Lupe began pulling things out of her bag. “Not so fast.”
Chapter Five
“Do we really need to do an actual séance?” I asked as an uneasy feeling formed in the pit of my stomach. I was getting used to talking to ghosts, and I even tried to do it on purpose every so often because they could be good sources of information, but doing it as some sort of ritual seemed weird. “I thought most of the people who did séances were charlatans, anyway.”
“You know you can talk to ghosts, so you’re not a charlatan,” Lupe said. She arranged candles on top of the bar and lit them. “This is merely creating an ideal environment for ghosts to appear. Now, where was it that your ghost last manifested?”
“She was sitting on that stool,” I said, pointing. I resisted the urge to say that Florrie really had been sitting there and wasn’t a ghost because I knew Lupe would tell me that my bad attitude would hamper the success of this operation.
She moved the candles close to that stool and draped a shawl over it, then set a crystal ball on the seat. “Now I need someone to make a salt circle around that seat.”
“Why?” I asked.
“If anything ma
nifests, we don’t want it getting away. Since you don’t have anything physical belonging to her, this is going to be a more general summoning, and we have no idea what will show up.”
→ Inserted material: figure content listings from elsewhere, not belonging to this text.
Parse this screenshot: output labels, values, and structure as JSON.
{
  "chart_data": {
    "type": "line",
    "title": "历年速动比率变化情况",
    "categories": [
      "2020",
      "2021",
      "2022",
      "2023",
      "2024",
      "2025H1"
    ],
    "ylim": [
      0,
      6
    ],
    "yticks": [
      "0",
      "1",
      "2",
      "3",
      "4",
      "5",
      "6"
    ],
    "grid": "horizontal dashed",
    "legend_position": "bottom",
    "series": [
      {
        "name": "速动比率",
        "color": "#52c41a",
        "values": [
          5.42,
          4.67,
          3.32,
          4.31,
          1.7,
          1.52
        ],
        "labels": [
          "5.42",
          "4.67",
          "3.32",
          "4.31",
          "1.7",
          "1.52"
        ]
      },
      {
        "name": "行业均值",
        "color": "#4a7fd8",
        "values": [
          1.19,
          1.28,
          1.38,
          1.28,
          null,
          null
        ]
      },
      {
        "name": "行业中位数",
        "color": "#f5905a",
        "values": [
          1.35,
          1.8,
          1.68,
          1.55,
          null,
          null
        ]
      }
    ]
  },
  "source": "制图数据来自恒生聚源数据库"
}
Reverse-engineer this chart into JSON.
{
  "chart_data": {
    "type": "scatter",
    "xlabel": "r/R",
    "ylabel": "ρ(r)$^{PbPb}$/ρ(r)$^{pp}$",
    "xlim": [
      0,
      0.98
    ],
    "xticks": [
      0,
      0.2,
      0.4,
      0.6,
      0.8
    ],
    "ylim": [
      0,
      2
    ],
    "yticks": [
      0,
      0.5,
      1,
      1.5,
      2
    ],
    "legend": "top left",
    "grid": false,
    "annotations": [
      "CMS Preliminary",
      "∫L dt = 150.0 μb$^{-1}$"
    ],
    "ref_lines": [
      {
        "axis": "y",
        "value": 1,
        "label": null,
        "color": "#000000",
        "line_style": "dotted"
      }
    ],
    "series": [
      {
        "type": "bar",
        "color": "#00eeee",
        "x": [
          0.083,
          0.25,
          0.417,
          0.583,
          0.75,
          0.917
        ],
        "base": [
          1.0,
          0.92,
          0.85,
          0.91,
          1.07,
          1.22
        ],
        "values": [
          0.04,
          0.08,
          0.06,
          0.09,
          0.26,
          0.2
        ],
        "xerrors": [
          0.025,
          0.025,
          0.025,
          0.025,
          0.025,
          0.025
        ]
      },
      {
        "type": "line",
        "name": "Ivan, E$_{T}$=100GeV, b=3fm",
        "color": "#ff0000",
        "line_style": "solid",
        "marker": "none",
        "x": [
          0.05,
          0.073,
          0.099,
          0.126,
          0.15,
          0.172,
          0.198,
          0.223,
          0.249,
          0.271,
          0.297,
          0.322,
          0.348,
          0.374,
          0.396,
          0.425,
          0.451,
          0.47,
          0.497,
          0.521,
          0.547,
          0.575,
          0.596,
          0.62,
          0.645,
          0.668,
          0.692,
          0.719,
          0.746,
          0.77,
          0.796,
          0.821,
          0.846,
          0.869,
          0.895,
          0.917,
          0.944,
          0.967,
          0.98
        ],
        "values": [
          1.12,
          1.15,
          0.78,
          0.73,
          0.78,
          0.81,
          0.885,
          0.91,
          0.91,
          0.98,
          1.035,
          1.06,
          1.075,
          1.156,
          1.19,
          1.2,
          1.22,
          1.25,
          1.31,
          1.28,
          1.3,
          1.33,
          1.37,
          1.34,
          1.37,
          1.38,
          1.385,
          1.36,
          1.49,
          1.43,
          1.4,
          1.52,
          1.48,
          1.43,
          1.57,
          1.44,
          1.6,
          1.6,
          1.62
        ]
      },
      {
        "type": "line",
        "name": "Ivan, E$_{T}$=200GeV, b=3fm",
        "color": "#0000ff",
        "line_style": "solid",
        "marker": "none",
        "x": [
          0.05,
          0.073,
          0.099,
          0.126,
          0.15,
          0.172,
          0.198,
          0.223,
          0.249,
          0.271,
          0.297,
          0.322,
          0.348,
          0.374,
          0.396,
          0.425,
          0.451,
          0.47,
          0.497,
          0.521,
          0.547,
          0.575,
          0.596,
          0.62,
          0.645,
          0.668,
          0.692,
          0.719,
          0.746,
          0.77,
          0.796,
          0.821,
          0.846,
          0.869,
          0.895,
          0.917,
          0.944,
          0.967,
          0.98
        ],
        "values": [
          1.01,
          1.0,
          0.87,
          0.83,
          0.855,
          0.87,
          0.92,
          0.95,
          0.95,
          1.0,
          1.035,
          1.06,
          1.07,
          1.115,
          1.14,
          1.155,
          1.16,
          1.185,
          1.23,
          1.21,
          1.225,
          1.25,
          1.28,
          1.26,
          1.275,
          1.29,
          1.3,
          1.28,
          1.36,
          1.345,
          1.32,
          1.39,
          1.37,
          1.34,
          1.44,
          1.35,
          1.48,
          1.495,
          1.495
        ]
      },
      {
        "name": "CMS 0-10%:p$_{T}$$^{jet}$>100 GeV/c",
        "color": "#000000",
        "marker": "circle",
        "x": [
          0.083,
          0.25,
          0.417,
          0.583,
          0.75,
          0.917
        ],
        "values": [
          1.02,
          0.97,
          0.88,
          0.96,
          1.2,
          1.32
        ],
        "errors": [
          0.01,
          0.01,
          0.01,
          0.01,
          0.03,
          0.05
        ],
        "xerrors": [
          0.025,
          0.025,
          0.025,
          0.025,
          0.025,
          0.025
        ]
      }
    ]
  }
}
Even though I lived and worked with a ghost I spent most of my days with, the idea of something showing up that was so scary that we’d need to keep it within a barrier gave me chills. And then I wondered if I could use the salt trick to keep Jean out when I wanted privacy. Probably not if I wanted things to remain happy within the newspaper office, I decided.
“I needed to freshen up the salt shakers, anyway,” Margarita said as she unscrewed the top of the one on the bar. She poured a circle around the barstool, and I scooted my seat back a few inches. I wanted to be well on the outside of that circle.
Lupe inspected Margarita’s work, then stood, frowning, as she stared at the setup. “It would really help if we had something to draw her. What meal did she seem to be eating?”
“She had the street tacos” I said.
“I could throw one together,” Margarita said. “I set some of the ingredients aside to make a snack.” She started to head to the kitchen, but paused, looking back. “She must have died pretty recently because I didn’t add those to the menu until late last year.”
Or she hadn’t been dead at all, I thought, then tried to purge the thought. Negativity might ruin things, even if I was still pretty sure the woman I’d had dinner with had been alive.
Margarita returned a moment later with a taco on a small plate, which she set on the seat of the stool, next to the crystal ball. “Good,” Lupe said with an approving nod. “That smells enticing enough to summon someone. Now, let’s arrange ourselves around the seat. This is going to be awkward working around the bar. Margarita, you go behind the bar. Wes here behind the seat, and I’ll take this spot.” She moved to the other side of the stool. “Everyone, hold hands.”
This arrangement meant I’d be holding hands with Wes. I wished I’d had a chance to wash my hands, and I was afraid they might still be greasy from eating chips. I wiped my hand on my pants leg as surreptitiously as I could before I took his hand. It was warm and strong, and my hand almost disappeared into his grasp. I couldn’t recall if we’d ever even shaken hands before. When we met, I’d just found a body and he’d treated me as a suspect, so I didn’t think there had been any handshakes.